Determining the Performance of an Efficient Nonaqueous CO₂ Capture Process at Desorption Temperatures below 373 K

Efficient CO₂ capture by chemical absorption is currently gaining interests for the control greenhouse gas emissions. In this work, a nonaqueous process was developed to regenerate CO₂ below 373 K by removing methanol first after the hybrid solvent of monoethanolamine (MEA) and methanol had absorbed CO₂. A model was accordingly developed to analyze the performance of the desorption process. Experiments were performed to determine the missing reaction kinetics of nonaqueous solvent regeneration of CO₂ to help develop the model.
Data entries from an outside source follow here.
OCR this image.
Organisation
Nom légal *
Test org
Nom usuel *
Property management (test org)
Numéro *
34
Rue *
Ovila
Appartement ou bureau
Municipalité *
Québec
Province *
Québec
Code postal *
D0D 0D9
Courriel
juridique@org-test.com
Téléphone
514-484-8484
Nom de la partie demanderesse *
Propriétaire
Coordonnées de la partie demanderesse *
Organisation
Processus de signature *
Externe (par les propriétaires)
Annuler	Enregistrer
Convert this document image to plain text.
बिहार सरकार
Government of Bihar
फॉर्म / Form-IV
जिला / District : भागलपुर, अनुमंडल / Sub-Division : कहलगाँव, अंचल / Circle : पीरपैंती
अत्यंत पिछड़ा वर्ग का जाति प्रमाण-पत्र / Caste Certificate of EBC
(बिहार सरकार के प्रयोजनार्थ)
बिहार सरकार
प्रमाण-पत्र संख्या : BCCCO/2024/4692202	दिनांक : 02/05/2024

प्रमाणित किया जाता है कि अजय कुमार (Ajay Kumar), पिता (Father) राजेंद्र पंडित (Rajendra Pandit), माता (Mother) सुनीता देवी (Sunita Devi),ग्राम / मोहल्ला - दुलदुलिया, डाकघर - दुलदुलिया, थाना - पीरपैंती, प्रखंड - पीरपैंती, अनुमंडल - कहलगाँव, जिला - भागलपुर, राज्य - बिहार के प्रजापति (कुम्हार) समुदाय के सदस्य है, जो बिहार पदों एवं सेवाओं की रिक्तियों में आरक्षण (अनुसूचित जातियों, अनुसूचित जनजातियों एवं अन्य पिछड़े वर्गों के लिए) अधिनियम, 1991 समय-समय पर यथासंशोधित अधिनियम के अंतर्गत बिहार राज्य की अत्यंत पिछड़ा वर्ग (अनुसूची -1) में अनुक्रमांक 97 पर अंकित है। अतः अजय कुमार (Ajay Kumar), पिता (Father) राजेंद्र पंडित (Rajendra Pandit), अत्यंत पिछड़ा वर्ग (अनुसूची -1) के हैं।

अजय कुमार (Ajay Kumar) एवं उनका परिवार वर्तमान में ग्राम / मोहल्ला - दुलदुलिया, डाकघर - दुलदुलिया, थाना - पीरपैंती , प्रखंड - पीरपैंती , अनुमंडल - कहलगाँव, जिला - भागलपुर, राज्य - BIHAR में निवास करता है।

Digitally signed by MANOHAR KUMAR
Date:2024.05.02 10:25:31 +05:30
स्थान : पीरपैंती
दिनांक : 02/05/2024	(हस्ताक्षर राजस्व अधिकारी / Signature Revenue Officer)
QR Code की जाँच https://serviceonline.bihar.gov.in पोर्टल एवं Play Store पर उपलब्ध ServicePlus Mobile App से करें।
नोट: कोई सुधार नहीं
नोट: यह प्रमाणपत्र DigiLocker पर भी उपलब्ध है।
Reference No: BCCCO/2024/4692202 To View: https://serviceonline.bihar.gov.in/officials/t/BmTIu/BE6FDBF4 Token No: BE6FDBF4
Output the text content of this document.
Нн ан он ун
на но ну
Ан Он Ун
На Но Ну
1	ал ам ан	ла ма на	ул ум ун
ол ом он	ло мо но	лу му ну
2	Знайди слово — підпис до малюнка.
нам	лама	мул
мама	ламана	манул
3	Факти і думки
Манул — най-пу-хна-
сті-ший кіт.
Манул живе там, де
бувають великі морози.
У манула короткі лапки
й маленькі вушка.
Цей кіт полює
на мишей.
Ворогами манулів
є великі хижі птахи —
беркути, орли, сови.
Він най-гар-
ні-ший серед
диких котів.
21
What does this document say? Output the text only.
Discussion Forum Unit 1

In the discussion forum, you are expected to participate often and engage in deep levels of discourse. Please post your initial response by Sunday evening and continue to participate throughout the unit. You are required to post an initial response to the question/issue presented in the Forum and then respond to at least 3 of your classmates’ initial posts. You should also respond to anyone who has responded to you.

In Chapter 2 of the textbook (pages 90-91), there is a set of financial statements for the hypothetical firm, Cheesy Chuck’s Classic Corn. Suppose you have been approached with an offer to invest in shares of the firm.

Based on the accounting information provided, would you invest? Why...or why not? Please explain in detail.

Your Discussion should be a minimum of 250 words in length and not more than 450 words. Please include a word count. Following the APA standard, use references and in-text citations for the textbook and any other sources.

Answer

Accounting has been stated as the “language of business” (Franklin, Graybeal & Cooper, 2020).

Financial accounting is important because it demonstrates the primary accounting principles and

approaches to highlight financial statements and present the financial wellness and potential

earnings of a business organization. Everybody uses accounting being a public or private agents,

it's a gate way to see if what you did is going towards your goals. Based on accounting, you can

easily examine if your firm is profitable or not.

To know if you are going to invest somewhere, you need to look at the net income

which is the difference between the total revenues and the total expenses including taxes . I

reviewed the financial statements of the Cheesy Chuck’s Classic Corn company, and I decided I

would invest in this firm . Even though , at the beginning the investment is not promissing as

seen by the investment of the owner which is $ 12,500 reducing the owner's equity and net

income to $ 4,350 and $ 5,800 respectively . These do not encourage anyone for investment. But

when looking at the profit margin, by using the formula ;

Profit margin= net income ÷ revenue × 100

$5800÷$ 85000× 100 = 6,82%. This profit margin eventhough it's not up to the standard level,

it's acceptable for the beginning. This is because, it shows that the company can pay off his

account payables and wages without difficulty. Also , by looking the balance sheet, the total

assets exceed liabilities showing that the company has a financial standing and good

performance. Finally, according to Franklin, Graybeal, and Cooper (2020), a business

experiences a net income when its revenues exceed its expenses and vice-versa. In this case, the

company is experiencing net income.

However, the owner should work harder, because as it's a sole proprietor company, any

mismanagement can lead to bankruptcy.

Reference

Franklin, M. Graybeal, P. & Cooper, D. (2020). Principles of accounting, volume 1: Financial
The predicted gas concentration, axial velocity, energy consumption, and desorption efficiency agreed well with the stripper experimental data. A parametric analysis was conducted to investigate the effects of temperature, pressure, lean solvent loading, gas/liquid ratio, packing, and internals on the energy consumption and desorption efficiency. All analyses were performed under three defined desorption conditions: N₂, methanol vapor, and steam as purge gases. Major energy savings were clearly identified because of feasible desorption temperatures below 373 K under nonaqueous desorption conditions. N₂ purge gas desorption conditions offered the minimum energy consumption of 2.28 GJ/t, being 24% below the typical value of 3.0 GJ/t. Additionally, it was found that the nonaqueous environment improved the desorption efficiency by 10% compared to that obtained by typical aqueous solution regeneration.